Понятно, кому с украинской стороны нужна Россия – снятому мэру, недавно «откинувшемуся» из мест заключения лидеру партии «Родина, бывшему губернатору, лишенному своих полномочий председателю Счетной комиссии, получившему кличку Пидрахуй (в переводе с украинского – подсчитай). Им кажется, что если завтра в Одессе установят советскую власть, то их вернут на утраченные посты. Поэтому борются они за себя. Борются и те, кому нужна новая украинская власть – главный фаворит предстоящих выборов Петр Порошенко свою команду уже определил.
Понятно, что, несмотря на то, что идет большая политическая игра, народные силы действуют реально. Они не являются марионетками в руках каких-то кровавых кукловодов – Кремлевских или Евромайданских. Они – сами по себе. И их очень жалко.
Мой родной любимый украинский город, с которым связано огромное количество имен русской культуры – от Жванецкого до Бабеля и Утесова, от Багрицкого и Столярского до Пушкина, писавших, певших, говоривших, думавших по-русски. Уезжал с ощущением, что все плохое только начинается. Чтобы это предотвратить, готов приложить любые силы – пожимать руки, просить прощения, сводить разведенных по сторонам баррикад моих ближайших друзей, которые стали непримиримыми врагами.

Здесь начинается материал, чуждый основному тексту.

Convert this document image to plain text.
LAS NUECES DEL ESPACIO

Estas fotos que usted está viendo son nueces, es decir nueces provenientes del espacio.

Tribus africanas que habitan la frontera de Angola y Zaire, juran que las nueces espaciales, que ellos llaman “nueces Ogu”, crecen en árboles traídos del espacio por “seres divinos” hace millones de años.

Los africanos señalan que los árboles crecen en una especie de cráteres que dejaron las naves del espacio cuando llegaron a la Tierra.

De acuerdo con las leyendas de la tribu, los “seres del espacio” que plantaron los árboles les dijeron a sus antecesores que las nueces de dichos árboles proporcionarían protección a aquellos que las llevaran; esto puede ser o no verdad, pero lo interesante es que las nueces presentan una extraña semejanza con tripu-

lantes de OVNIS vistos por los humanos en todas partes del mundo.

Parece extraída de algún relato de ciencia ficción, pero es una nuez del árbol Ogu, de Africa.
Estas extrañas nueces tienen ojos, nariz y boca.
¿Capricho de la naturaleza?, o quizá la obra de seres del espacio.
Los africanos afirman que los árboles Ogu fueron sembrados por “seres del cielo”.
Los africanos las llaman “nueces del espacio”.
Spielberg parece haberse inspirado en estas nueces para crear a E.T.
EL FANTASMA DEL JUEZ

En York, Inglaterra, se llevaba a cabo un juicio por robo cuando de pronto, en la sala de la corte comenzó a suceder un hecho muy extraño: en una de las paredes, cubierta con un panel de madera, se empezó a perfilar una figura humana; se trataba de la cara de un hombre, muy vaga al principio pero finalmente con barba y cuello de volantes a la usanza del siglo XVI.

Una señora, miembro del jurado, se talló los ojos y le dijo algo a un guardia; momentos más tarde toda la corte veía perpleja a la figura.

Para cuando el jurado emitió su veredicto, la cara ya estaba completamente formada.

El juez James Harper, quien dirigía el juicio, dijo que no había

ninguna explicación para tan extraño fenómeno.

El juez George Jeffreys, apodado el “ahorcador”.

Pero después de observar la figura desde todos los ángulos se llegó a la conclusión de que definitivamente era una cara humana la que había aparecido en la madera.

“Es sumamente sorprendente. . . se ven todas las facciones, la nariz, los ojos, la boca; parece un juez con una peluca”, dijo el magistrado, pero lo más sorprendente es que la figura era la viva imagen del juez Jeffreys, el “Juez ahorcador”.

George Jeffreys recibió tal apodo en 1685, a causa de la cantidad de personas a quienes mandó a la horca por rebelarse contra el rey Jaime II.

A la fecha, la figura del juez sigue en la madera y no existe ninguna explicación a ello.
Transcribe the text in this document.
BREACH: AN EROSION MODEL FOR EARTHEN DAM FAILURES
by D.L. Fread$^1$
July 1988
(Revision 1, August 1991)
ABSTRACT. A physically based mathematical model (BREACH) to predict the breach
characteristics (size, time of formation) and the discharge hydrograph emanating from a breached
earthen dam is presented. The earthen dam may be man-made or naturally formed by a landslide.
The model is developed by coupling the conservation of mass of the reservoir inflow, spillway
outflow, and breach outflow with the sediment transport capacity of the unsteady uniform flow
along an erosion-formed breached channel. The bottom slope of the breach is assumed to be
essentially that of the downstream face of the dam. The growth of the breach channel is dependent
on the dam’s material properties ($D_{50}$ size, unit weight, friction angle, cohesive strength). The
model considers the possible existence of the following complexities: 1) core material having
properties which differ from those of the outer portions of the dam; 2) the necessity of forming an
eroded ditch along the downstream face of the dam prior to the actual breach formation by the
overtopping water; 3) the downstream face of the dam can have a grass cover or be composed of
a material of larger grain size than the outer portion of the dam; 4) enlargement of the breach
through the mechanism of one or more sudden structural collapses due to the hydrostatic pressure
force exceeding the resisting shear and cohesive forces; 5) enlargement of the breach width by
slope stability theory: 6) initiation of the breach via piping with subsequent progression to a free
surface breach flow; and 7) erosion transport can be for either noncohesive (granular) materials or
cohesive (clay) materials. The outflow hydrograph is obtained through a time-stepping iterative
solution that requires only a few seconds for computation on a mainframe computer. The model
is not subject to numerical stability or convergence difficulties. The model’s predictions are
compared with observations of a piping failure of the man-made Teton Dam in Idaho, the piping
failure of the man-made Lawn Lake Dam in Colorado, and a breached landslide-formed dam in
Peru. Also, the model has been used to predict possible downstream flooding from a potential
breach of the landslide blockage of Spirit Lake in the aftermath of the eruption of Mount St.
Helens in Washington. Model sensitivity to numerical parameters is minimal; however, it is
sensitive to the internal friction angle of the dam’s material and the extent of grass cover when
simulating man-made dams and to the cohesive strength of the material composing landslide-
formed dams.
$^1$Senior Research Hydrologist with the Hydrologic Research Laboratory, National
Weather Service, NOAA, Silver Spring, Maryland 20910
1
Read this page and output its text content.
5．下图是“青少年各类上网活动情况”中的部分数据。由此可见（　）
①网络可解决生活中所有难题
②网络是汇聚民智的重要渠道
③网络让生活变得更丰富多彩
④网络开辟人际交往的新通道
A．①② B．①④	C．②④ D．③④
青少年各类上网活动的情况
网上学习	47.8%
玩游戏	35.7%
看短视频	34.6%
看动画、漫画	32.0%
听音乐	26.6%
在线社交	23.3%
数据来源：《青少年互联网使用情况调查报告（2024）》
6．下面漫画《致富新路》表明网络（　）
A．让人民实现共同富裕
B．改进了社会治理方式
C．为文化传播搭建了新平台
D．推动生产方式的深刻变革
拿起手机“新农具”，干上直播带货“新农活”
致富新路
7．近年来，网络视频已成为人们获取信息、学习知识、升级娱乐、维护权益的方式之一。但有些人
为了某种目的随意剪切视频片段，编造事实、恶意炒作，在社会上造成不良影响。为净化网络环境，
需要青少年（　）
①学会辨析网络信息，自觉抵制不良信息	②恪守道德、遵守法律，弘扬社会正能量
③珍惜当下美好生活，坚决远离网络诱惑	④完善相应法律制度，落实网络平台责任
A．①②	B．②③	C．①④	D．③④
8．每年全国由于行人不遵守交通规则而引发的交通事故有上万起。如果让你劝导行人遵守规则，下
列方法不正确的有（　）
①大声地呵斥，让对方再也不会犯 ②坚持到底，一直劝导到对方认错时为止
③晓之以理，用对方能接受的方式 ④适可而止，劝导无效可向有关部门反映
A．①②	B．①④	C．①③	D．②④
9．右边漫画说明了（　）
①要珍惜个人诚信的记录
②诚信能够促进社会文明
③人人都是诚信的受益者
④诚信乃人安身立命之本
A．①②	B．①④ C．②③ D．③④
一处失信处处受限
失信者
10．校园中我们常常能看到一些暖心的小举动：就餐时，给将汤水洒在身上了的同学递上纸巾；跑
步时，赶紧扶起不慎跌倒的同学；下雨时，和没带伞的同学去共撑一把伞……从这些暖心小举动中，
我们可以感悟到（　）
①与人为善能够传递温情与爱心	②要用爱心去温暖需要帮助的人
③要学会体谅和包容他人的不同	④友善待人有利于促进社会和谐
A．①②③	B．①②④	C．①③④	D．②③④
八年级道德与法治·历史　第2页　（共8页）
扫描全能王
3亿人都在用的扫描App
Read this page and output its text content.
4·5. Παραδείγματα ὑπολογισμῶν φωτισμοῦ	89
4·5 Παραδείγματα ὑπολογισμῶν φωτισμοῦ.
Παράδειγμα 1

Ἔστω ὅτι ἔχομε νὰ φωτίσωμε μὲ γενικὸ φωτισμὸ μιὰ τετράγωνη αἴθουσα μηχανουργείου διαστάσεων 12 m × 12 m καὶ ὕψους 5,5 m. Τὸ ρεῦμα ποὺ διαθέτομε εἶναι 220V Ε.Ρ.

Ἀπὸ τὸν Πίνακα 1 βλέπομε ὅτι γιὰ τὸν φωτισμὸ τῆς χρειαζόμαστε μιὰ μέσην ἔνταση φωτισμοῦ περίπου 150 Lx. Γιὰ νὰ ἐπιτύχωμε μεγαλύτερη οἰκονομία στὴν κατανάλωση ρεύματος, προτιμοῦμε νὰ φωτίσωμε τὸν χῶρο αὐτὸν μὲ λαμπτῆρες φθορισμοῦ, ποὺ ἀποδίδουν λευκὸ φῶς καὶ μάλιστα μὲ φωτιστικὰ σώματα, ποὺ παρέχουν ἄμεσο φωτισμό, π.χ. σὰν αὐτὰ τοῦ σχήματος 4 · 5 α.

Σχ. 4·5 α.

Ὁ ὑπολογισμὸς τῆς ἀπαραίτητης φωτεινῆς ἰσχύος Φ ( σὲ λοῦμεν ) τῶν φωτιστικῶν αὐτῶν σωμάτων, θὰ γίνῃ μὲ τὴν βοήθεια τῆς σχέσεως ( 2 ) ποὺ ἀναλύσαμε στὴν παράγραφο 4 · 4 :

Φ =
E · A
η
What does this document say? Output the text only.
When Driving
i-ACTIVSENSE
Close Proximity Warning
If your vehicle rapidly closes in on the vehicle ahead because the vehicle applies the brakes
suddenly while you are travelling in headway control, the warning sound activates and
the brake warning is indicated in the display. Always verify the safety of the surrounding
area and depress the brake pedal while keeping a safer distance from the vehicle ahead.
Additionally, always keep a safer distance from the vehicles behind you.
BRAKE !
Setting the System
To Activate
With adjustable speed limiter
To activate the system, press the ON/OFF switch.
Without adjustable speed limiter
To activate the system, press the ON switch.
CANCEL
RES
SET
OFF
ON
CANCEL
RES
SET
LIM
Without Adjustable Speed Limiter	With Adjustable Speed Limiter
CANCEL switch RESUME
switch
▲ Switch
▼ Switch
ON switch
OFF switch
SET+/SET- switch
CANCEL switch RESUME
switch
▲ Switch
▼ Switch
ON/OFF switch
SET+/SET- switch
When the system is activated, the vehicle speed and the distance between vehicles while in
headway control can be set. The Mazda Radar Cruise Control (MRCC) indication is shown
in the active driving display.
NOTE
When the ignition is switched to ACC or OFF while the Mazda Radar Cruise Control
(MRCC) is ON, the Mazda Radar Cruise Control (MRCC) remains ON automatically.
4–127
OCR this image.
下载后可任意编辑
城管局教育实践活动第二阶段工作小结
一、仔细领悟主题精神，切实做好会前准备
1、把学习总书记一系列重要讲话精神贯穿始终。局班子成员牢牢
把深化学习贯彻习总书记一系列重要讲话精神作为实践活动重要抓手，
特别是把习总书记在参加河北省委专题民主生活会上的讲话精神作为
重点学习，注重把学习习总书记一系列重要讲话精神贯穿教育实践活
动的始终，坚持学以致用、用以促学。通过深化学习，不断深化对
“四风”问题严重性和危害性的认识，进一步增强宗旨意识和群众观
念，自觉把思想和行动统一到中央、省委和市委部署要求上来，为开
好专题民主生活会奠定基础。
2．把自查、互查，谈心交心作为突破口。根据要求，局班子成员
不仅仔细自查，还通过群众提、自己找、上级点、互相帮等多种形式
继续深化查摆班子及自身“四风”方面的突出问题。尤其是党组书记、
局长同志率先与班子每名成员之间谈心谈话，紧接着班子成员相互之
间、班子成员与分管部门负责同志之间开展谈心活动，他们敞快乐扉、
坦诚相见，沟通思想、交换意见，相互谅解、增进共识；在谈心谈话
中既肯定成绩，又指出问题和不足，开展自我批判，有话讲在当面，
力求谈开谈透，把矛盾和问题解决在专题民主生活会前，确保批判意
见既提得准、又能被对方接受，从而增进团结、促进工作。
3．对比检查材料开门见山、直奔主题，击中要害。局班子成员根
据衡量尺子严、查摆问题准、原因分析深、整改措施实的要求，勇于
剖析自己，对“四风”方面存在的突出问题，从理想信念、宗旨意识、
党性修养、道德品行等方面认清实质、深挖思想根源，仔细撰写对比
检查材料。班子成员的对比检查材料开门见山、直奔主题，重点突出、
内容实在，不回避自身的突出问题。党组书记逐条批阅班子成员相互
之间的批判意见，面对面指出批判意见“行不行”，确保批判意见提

Этот сгоревший дом профсоюзов находится в 300 метрах от моего одесского жилья. В одно окно вижу голубое небо и море, а в другое – обгоревший дом, цветы и свечи по погибшим. Это несовместимо так же, как несоединима сегодня разорванная пополам Одесса.
Прекратите ссать!
15 мая 2014 года
В последние несколько лет, а в эти дни особенно, наблюдаю невероятную картину. Вдоль дороги стоят припаркованные машины, а рядом совершенно спокойно, не прячась и не скрываясь, писают их владельцы. Чуть дальше может быть лесок, кустики, деревья, но никто даже не пытается сделать лишний шажок. Писают, не стыдясь, вот прямо на глазах у водителей проезжающих мимо автомобилей, за рулем которых нередко сидят дамы… Я даже думал, что все это мне мерещится… Но нет – и мои знакомые автомобилисты подтверждают: ссут!
Может, эта мода зашла к нам из загнивающей, погрязшей в грехе Европы? Нет. Бываю там часто, много езжу на машине – не видел ни разу. А может, из Америки зараза эта к нам занесена? Там бываю реже, конечно, но все-таки, кажется, и в Штатах такого не встречал. Может быть, не приспособлено у нас ничего – нет туалетов придорожных, стоянок с надлежащим оборудованием? Стал я тут ездить по новой платной дороге – хорошо, хоть и дороговато: дорога чистая, полосы широкие, противошумовые заграждения отличные, есть стоянки всякие… Но и там останавливаются дорогие авто, из них выходят хорошо одетые джентльмены в элегантных костюмах при галстуках и справляют нужду на глазах у всех.